I parked myself on a bistro table and enjoyed a leisurely lunch of a salad, a baguette and an iced tea. I was so happy to be seated outside the European bakery in Santana Row on a gorgeous sunny day like today as I toggled my attention between my Kindle and the people walking by. When I got up shortly before 6 am this morning to prepare for a busy day ahead, the last thing I expected was this. It took some time for me to adjust to the idea that today’s agenda would have to be carried over to tomorrow but eventually I stopped looking at my watch and appreciated this unexpected gift that fell on my lap: time.
The water department is doing work on our street to improve our water pressure and very soon our little cul-de-sac will also have its very own fire hydrant. But until then Caterpillars and other heavy machinery will make it difficult to zip in and out of our driveway for errands. So I took with me what I would need for the day, had lunch but with no desire to shop, I spent the better part of the afternoon at my local library.
A library, any library, is a haven for me. Where I’m surrounded by books I feel at home. The one that sits just two miles from my home was rebuilt a few years ago and now it looks like a massive cabin with high ceilings, wood beams, floor-to-ceiling windows and lots of open space surrounding it. I have my favorite spot at the far corner of the library; cozy and quiet with a comfortable chair and table, it gives me a perfect unobstructed view of the world outside. Today I watched kids play on the lawn–actually playing the way kids used to in my time–chasing each other, imitating airplane and firetruck sounds, hiding behind the bushes and wrestling instead of being glued to a smartphone, an iPad or the television. It was so refreshing to witness them being carefree.

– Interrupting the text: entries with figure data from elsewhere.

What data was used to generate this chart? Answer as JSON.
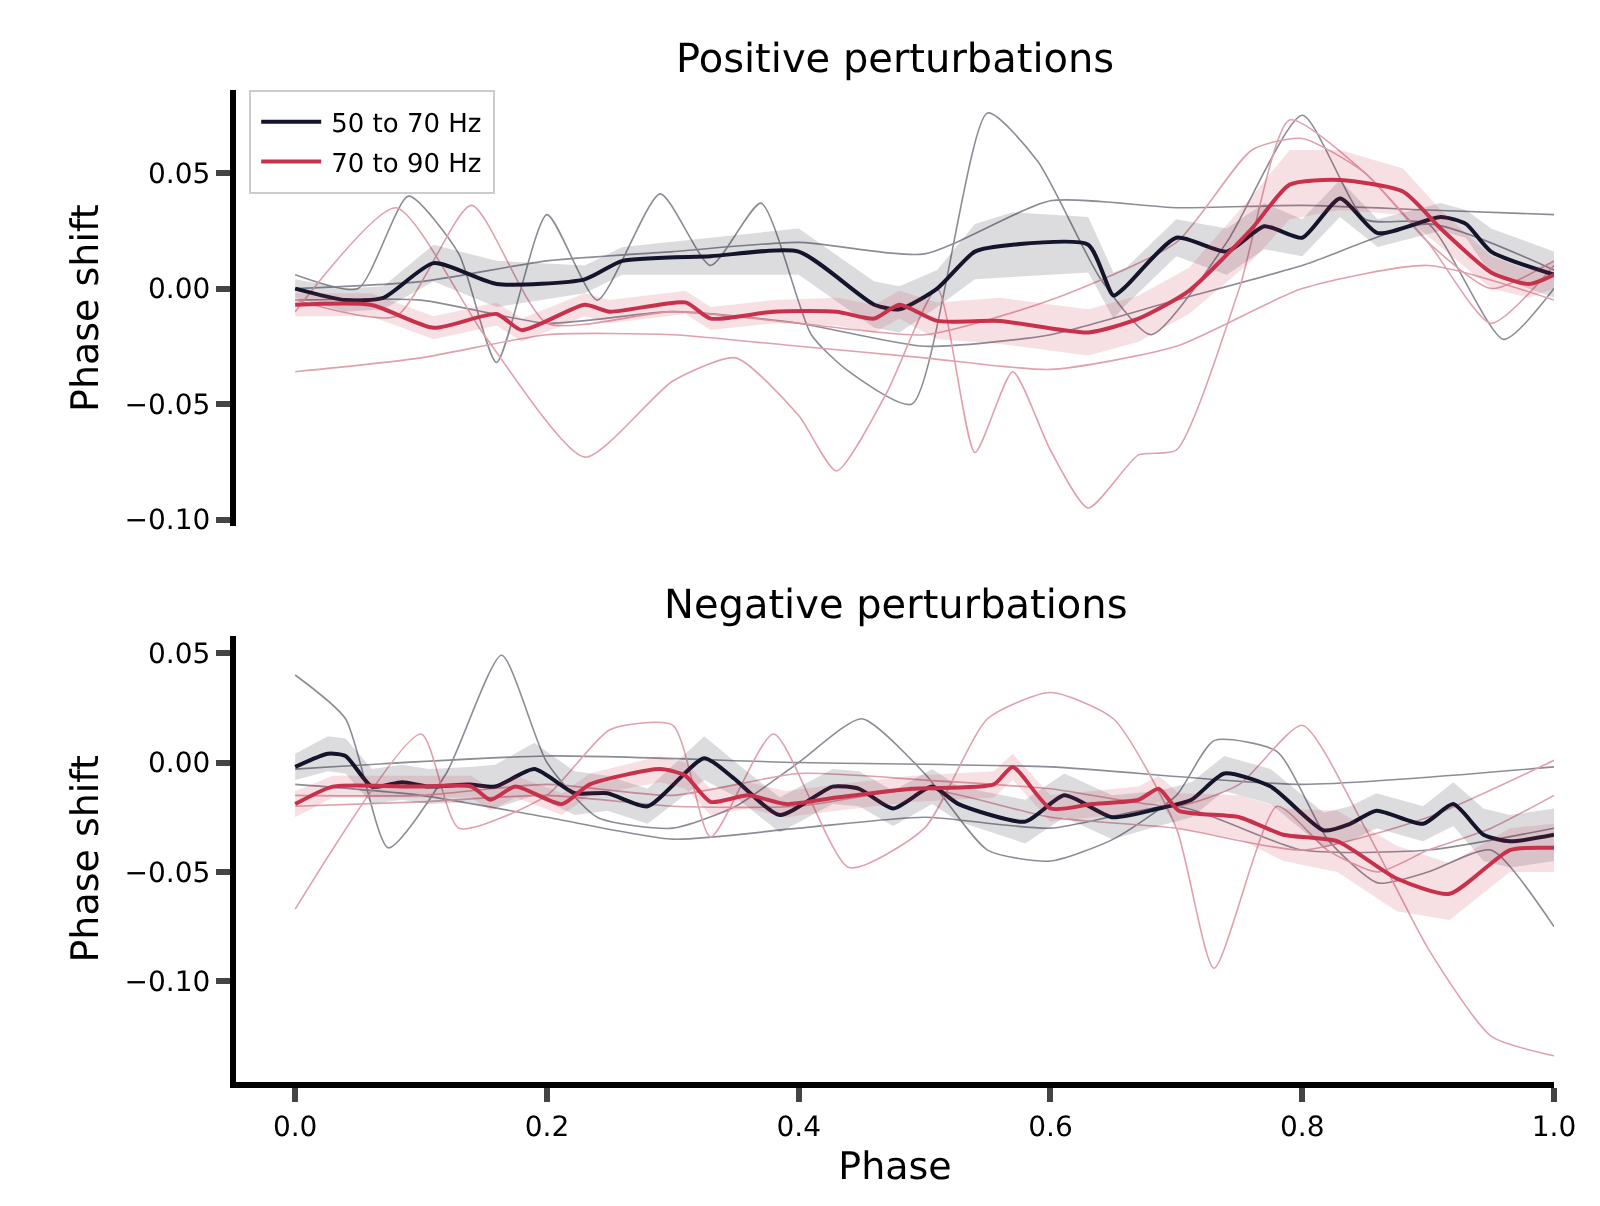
{
  "chart_data": [
    {
      "type": "line",
      "title": "Positive perturbations",
      "ylabel": "Phase shift",
      "xlim": [
        -0.047,
        1.0
      ],
      "ylim": [
        -0.103,
        0.086
      ],
      "yticks": [
        {
          "value": -0.1,
          "label": "−0.10"
        },
        {
          "value": -0.05,
          "label": "−0.05"
        },
        {
          "value": 0.0,
          "label": "0.00"
        },
        {
          "value": 0.05,
          "label": "0.05"
        }
      ],
      "tick_labels": "y",
      "legend": "top left",
      "line_style": "solid",
      "marker": "none",
      "series": [
        {
          "color": "#8c8c96",
          "x": [
            0,
            0.05,
            0.09,
            0.13,
            0.16,
            0.2,
            0.24,
            0.29,
            0.33,
            0.37,
            0.41,
            0.44,
            0.49,
            0.55,
            0.59,
            0.64,
            0.68,
            0.74,
            0.8,
            0.85,
            0.9,
            0.96,
            1.0
          ],
          "values": [
            0.006,
            0.0,
            0.04,
            0.015,
            -0.032,
            0.032,
            -0.005,
            0.041,
            0.01,
            0.037,
            -0.02,
            -0.036,
            -0.05,
            0.076,
            0.055,
            0.004,
            -0.02,
            0.02,
            0.075,
            0.03,
            0.028,
            -0.022,
            0.0
          ]
        },
        {
          "color": "#8c8c96",
          "x": [
            0,
            0.1,
            0.2,
            0.3,
            0.4,
            0.5,
            0.6,
            0.7,
            0.8,
            0.9,
            1.0
          ],
          "values": [
            0.0,
            0.003,
            0.012,
            0.016,
            0.02,
            0.015,
            0.038,
            0.035,
            0.036,
            0.034,
            0.032
          ]
        },
        {
          "color": "#8c8c96",
          "x": [
            0,
            0.1,
            0.2,
            0.3,
            0.4,
            0.5,
            0.6,
            0.7,
            0.8,
            0.9,
            1.0
          ],
          "values": [
            -0.005,
            -0.005,
            -0.015,
            -0.01,
            -0.015,
            -0.025,
            -0.02,
            -0.005,
            0.01,
            0.028,
            0.008
          ]
        },
        {
          "color": "#e0a0ac",
          "x": [
            0,
            0.08,
            0.15,
            0.23,
            0.3,
            0.35,
            0.4,
            0.43,
            0.47,
            0.51,
            0.54,
            0.57,
            0.6,
            0.63,
            0.67,
            0.7,
            0.75,
            0.79,
            0.85,
            0.9,
            0.95,
            1.0
          ],
          "values": [
            -0.01,
            0.035,
            -0.02,
            -0.073,
            -0.04,
            -0.03,
            -0.055,
            -0.079,
            -0.045,
            0.0,
            -0.071,
            -0.036,
            -0.07,
            -0.095,
            -0.072,
            -0.07,
            0.0,
            0.073,
            0.05,
            0.02,
            -0.015,
            0.01
          ]
        },
        {
          "color": "#e0a0ac",
          "x": [
            0,
            0.1,
            0.2,
            0.3,
            0.4,
            0.5,
            0.6,
            0.7,
            0.8,
            0.9,
            1.0
          ],
          "values": [
            -0.036,
            -0.03,
            -0.02,
            -0.02,
            -0.025,
            -0.03,
            -0.035,
            -0.025,
            0.0,
            0.01,
            -0.005
          ]
        },
        {
          "color": "#e0a0ac",
          "x": [
            0,
            0.08,
            0.14,
            0.2,
            0.3,
            0.4,
            0.5,
            0.6,
            0.7,
            0.76,
            0.8,
            0.85,
            0.9,
            0.95,
            1.0
          ],
          "values": [
            -0.005,
            -0.012,
            0.036,
            -0.015,
            -0.01,
            -0.015,
            -0.02,
            -0.005,
            0.02,
            0.06,
            0.065,
            0.05,
            0.02,
            0.0,
            0.012
          ]
        },
        {
          "name": "50 to 70 Hz",
          "color": "#14142b",
          "x": [
            0,
            0.04,
            0.07,
            0.11,
            0.16,
            0.23,
            0.26,
            0.33,
            0.4,
            0.46,
            0.48,
            0.51,
            0.54,
            0.57,
            0.63,
            0.65,
            0.66,
            0.7,
            0.74,
            0.77,
            0.8,
            0.83,
            0.86,
            0.91,
            0.93,
            0.95,
            1.0
          ],
          "values": [
            0.0,
            -0.005,
            -0.004,
            0.011,
            0.002,
            0.004,
            0.012,
            0.014,
            0.016,
            -0.007,
            -0.009,
            0.0,
            0.016,
            0.019,
            0.019,
            -0.003,
            0.001,
            0.022,
            0.016,
            0.027,
            0.022,
            0.039,
            0.024,
            0.031,
            0.028,
            0.016,
            0.006
          ],
          "lower": [
            -0.004,
            -0.01,
            -0.009,
            0.003,
            -0.008,
            -0.002,
            0.006,
            0.006,
            0.006,
            -0.017,
            -0.019,
            -0.008,
            0.004,
            0.005,
            0.007,
            -0.013,
            -0.007,
            0.014,
            0.006,
            0.017,
            0.014,
            0.031,
            0.018,
            0.025,
            0.022,
            0.006,
            -0.004
          ],
          "upper": [
            0.004,
            0.0,
            0.001,
            0.019,
            0.012,
            0.01,
            0.018,
            0.022,
            0.026,
            0.003,
            0.001,
            0.008,
            0.028,
            0.033,
            0.031,
            0.007,
            0.009,
            0.03,
            0.026,
            0.037,
            0.03,
            0.047,
            0.03,
            0.037,
            0.034,
            0.026,
            0.016
          ]
        },
        {
          "name": "70 to 90 Hz",
          "color": "#c8314b",
          "x": [
            0,
            0.06,
            0.11,
            0.16,
            0.18,
            0.23,
            0.25,
            0.31,
            0.33,
            0.38,
            0.43,
            0.46,
            0.48,
            0.51,
            0.56,
            0.63,
            0.67,
            0.71,
            0.76,
            0.79,
            0.83,
            0.88,
            0.91,
            0.95,
            0.98,
            1.0
          ],
          "values": [
            -0.007,
            -0.007,
            -0.017,
            -0.011,
            -0.018,
            -0.007,
            -0.01,
            -0.006,
            -0.013,
            -0.01,
            -0.01,
            -0.013,
            -0.007,
            -0.014,
            -0.014,
            -0.019,
            -0.013,
            -0.001,
            0.026,
            0.045,
            0.047,
            0.042,
            0.026,
            0.007,
            0.002,
            0.006
          ],
          "lower": [
            -0.012,
            -0.012,
            -0.022,
            -0.016,
            -0.023,
            -0.012,
            -0.015,
            -0.011,
            -0.018,
            -0.015,
            -0.016,
            -0.019,
            -0.013,
            -0.022,
            -0.024,
            -0.029,
            -0.023,
            -0.011,
            0.012,
            0.03,
            0.034,
            0.032,
            0.018,
            0.0,
            -0.004,
            0.0
          ],
          "upper": [
            -0.002,
            -0.002,
            -0.012,
            -0.006,
            -0.013,
            -0.002,
            -0.005,
            -0.001,
            -0.008,
            -0.005,
            -0.004,
            -0.007,
            -0.001,
            -0.006,
            -0.004,
            -0.009,
            -0.003,
            0.009,
            0.04,
            0.06,
            0.06,
            0.052,
            0.034,
            0.014,
            0.008,
            0.012
          ]
        }
      ]
    },
    {
      "type": "line",
      "title": "Negative perturbations",
      "ylabel": "Phase shift",
      "xlabel": "Phase",
      "xlim": [
        -0.047,
        1.0
      ],
      "ylim": [
        -0.146,
        0.058
      ],
      "xticks": [
        {
          "value": 0.0,
          "label": "0.0"
        },
        {
          "value": 0.2,
          "label": "0.2"
        },
        {
          "value": 0.4,
          "label": "0.4"
        },
        {
          "value": 0.6,
          "label": "0.6"
        },
        {
          "value": 0.8,
          "label": "0.8"
        },
        {
          "value": 1.0,
          "label": "1.0"
        }
      ],
      "yticks": [
        {
          "value": -0.1,
          "label": "−0.10"
        },
        {
          "value": -0.05,
          "label": "−0.05"
        },
        {
          "value": 0.0,
          "label": "0.00"
        },
        {
          "value": 0.05,
          "label": "0.05"
        }
      ],
      "line_style": "solid",
      "marker": "none",
      "series": [
        {
          "color": "#8c8c96",
          "x": [
            0,
            0.04,
            0.074,
            0.12,
            0.164,
            0.2,
            0.24,
            0.3,
            0.35,
            0.4,
            0.45,
            0.5,
            0.55,
            0.6,
            0.65,
            0.7,
            0.73,
            0.78,
            0.82,
            0.86,
            0.9,
            0.95,
            1.0
          ],
          "values": [
            0.04,
            0.02,
            -0.039,
            -0.005,
            0.049,
            0.0,
            -0.025,
            -0.03,
            -0.02,
            0.0,
            0.02,
            -0.005,
            -0.04,
            -0.045,
            -0.035,
            -0.015,
            0.01,
            0.005,
            -0.035,
            -0.055,
            -0.05,
            -0.04,
            -0.075
          ]
        },
        {
          "color": "#8c8c96",
          "x": [
            0,
            0.2,
            0.4,
            0.6,
            0.8,
            1.0
          ],
          "values": [
            -0.003,
            0.003,
            0.0,
            -0.002,
            -0.01,
            -0.002
          ]
        },
        {
          "color": "#8c8c96",
          "x": [
            0,
            0.1,
            0.2,
            0.3,
            0.4,
            0.5,
            0.6,
            0.7,
            0.8,
            0.9,
            1.0
          ],
          "values": [
            -0.01,
            -0.015,
            -0.025,
            -0.035,
            -0.03,
            -0.025,
            -0.03,
            -0.02,
            -0.04,
            -0.04,
            -0.03
          ]
        },
        {
          "color": "#e0a0ac",
          "x": [
            0,
            0.1,
            0.13,
            0.2,
            0.25,
            0.3,
            0.33,
            0.38,
            0.44,
            0.5,
            0.55,
            0.6,
            0.65,
            0.7,
            0.73,
            0.78,
            0.82,
            0.86,
            0.9,
            0.95,
            1.0
          ],
          "values": [
            -0.067,
            0.013,
            -0.03,
            -0.015,
            0.015,
            0.017,
            -0.034,
            0.013,
            -0.048,
            -0.03,
            0.02,
            0.032,
            0.02,
            -0.03,
            -0.094,
            -0.02,
            -0.04,
            -0.05,
            -0.04,
            -0.03,
            -0.015
          ]
        },
        {
          "color": "#e0a0ac",
          "x": [
            0,
            0.1,
            0.2,
            0.3,
            0.4,
            0.5,
            0.6,
            0.7,
            0.75,
            0.8,
            0.85,
            0.9,
            0.95,
            1.0
          ],
          "values": [
            -0.015,
            -0.015,
            -0.01,
            -0.015,
            -0.005,
            -0.008,
            -0.012,
            -0.02,
            -0.01,
            0.017,
            -0.03,
            -0.085,
            -0.125,
            -0.134
          ]
        },
        {
          "color": "#e0a0ac",
          "x": [
            0,
            0.1,
            0.2,
            0.3,
            0.4,
            0.5,
            0.6,
            0.7,
            0.8,
            0.9,
            1.0
          ],
          "values": [
            -0.02,
            -0.018,
            -0.015,
            -0.02,
            -0.02,
            -0.012,
            -0.025,
            -0.03,
            -0.04,
            -0.025,
            0.001
          ]
        },
        {
          "color": "#14142b",
          "x": [
            0,
            0.026,
            0.04,
            0.061,
            0.085,
            0.106,
            0.138,
            0.159,
            0.19,
            0.222,
            0.248,
            0.28,
            0.325,
            0.348,
            0.385,
            0.427,
            0.448,
            0.475,
            0.506,
            0.527,
            0.58,
            0.611,
            0.649,
            0.686,
            0.712,
            0.738,
            0.775,
            0.817,
            0.838,
            0.859,
            0.896,
            0.92,
            0.944,
            0.965,
            1.0
          ],
          "values": [
            -0.002,
            0.004,
            0.003,
            -0.011,
            -0.009,
            -0.011,
            -0.01,
            -0.011,
            -0.003,
            -0.014,
            -0.014,
            -0.02,
            0.002,
            -0.007,
            -0.024,
            -0.011,
            -0.012,
            -0.021,
            -0.011,
            -0.019,
            -0.027,
            -0.015,
            -0.025,
            -0.021,
            -0.017,
            -0.005,
            -0.011,
            -0.031,
            -0.028,
            -0.022,
            -0.028,
            -0.019,
            -0.033,
            -0.036,
            -0.033
          ],
          "lower": [
            -0.008,
            -0.004,
            -0.005,
            -0.019,
            -0.017,
            -0.019,
            -0.018,
            -0.021,
            -0.015,
            -0.024,
            -0.022,
            -0.028,
            -0.008,
            -0.015,
            -0.032,
            -0.019,
            -0.02,
            -0.029,
            -0.019,
            -0.027,
            -0.037,
            -0.025,
            -0.035,
            -0.029,
            -0.025,
            -0.013,
            -0.019,
            -0.039,
            -0.036,
            -0.03,
            -0.036,
            -0.029,
            -0.045,
            -0.048,
            -0.045
          ],
          "upper": [
            0.004,
            0.012,
            0.011,
            -0.003,
            -0.001,
            -0.003,
            -0.002,
            -0.001,
            0.009,
            -0.004,
            -0.006,
            -0.012,
            0.012,
            0.001,
            -0.016,
            -0.003,
            -0.004,
            -0.013,
            -0.003,
            -0.011,
            -0.017,
            -0.005,
            -0.015,
            -0.013,
            -0.009,
            0.003,
            -0.003,
            -0.023,
            -0.02,
            -0.014,
            -0.02,
            -0.009,
            -0.021,
            -0.024,
            -0.021
          ]
        },
        {
          "color": "#c8314b",
          "x": [
            0,
            0.03,
            0.095,
            0.14,
            0.155,
            0.175,
            0.212,
            0.234,
            0.29,
            0.31,
            0.33,
            0.36,
            0.39,
            0.43,
            0.49,
            0.555,
            0.57,
            0.6,
            0.633,
            0.67,
            0.686,
            0.702,
            0.75,
            0.785,
            0.828,
            0.875,
            0.917,
            0.965,
            1.0
          ],
          "values": [
            -0.019,
            -0.011,
            -0.011,
            -0.011,
            -0.017,
            -0.011,
            -0.019,
            -0.01,
            -0.003,
            -0.006,
            -0.018,
            -0.015,
            -0.019,
            -0.016,
            -0.012,
            -0.01,
            -0.002,
            -0.021,
            -0.019,
            -0.017,
            -0.012,
            -0.022,
            -0.025,
            -0.033,
            -0.036,
            -0.053,
            -0.06,
            -0.04,
            -0.039
          ],
          "lower": [
            -0.025,
            -0.016,
            -0.016,
            -0.016,
            -0.022,
            -0.016,
            -0.024,
            -0.015,
            -0.009,
            -0.012,
            -0.024,
            -0.021,
            -0.025,
            -0.022,
            -0.018,
            -0.016,
            -0.008,
            -0.027,
            -0.025,
            -0.023,
            -0.018,
            -0.03,
            -0.035,
            -0.045,
            -0.05,
            -0.068,
            -0.072,
            -0.05,
            -0.05
          ],
          "upper": [
            -0.013,
            -0.006,
            -0.006,
            -0.006,
            -0.012,
            -0.006,
            -0.014,
            -0.005,
            0.003,
            0.0,
            -0.012,
            -0.009,
            -0.013,
            -0.01,
            -0.006,
            -0.004,
            0.004,
            -0.015,
            -0.013,
            -0.011,
            -0.006,
            -0.014,
            -0.015,
            -0.021,
            -0.022,
            -0.038,
            -0.046,
            -0.03,
            -0.028
          ]
        }
      ]
    }
  ]
}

It helped me to seize the moment myself instead of worrying about the tasks I wasn’t completing.
I leafed through some design magazines and a few cooking publications. I watched the vendors at the parking lot set up their stalls for the Thursday afternoon farmers market.
I also managed to edit these pictures so I can share this delightful cake.
Wasn’t it just last week that I complained about not being able to bake a sweet treat with cherries? Last Sunday was my lucky day, apparently. I arrived home with a couple of pounds of cherries and no
cherry-thief husband in sight. I knew his bike ride would take at least two hours, enough time to whip up a cake before I’m once again left with only a bowl of cherry stems and pits. With no recipe in hand, I turned to the always-reliable Joy of Baking site for inspiration.
This cake is what my husband came home to after his bike ride. Given that he recently told me he’s not a big fan of cherries I was tempted not to offer him any at all but my mother raised me better than that. I’m sure that he agreed to taste it just to be polite but one bite soon turned into a wedge and by the time the day was over only a small portion was left. I’ll be honest and say that cherry desserts have never been my favorite either but this recipe has changed all that. Cherries and almonds make a great team in this light, spongy cake. I upped the almond flavor just a little from the original recipe and made no significant changes besides that.
A keeper. That’s what this cherry-almond cake is and it was the only thing missing from this otherwise perfectly relaxing day.
- ½ cup (113 grams) unsalted butter
- ¾ pound (350 grams) fresh sweet cherries, divided, rinsed, dried and pitted
- 1 cup (130 grams) all purpose flour
- ½ cup (55 grams) almond meal
- 1½ teaspoons baking powder
- ¼ teaspoon salt
- 2 large eggs
- ¾ cup (150 grams) granulated white sugar (I used superfine)
- 1 teaspoon pure almond extract
- ⅓ cup (80 ml) milk (I used half-n-half)
- Preheat your oven to 400℉ and butter a 9-inch spring form pan and line the bottom with parchment paper.
- Melt the butter on the stove or in a microwave and set it aside to cool to room temperature.
- Take 12-14 of the cherries (about ⅓), cut them in half and set them aside. These will be placed on top of the cake during baking. Cut the rest of the cherries into quarters to be folded into the cake batter.
- In a separate bowl whisk together the flour, almond meal, baking powder and salt.
- In another bowl, beat the eggs and sugar until thick and light colored using a hand mixer; this will take about 3 minutes. Beat in the almond extract next then fold in the cooled butter and milk with a rubber spatula just until everything's incorporated. Fold in the flour mixture then gently fold in the quartered cherries (not the cherries that you have halved for the top of the cake). Pour the batter into the prepared pan, smoothing the top with a spatula.
- Bake for 12-15 minutes then remove from oven. Quickly arrange the remaining cherries, cut side down, on the top of the cake. Return the cake to the oven and bake for a further 12-15 minutes or until golden brown and a toothpick inserted into the cake comes out clean. If you find the cake browning too quickly, cover it with a piece of aluminum foil.
- Remove the cake from oven and place it on a wire rack to cool slightly (about 10-15 minutes). Serve warm or at room temperature.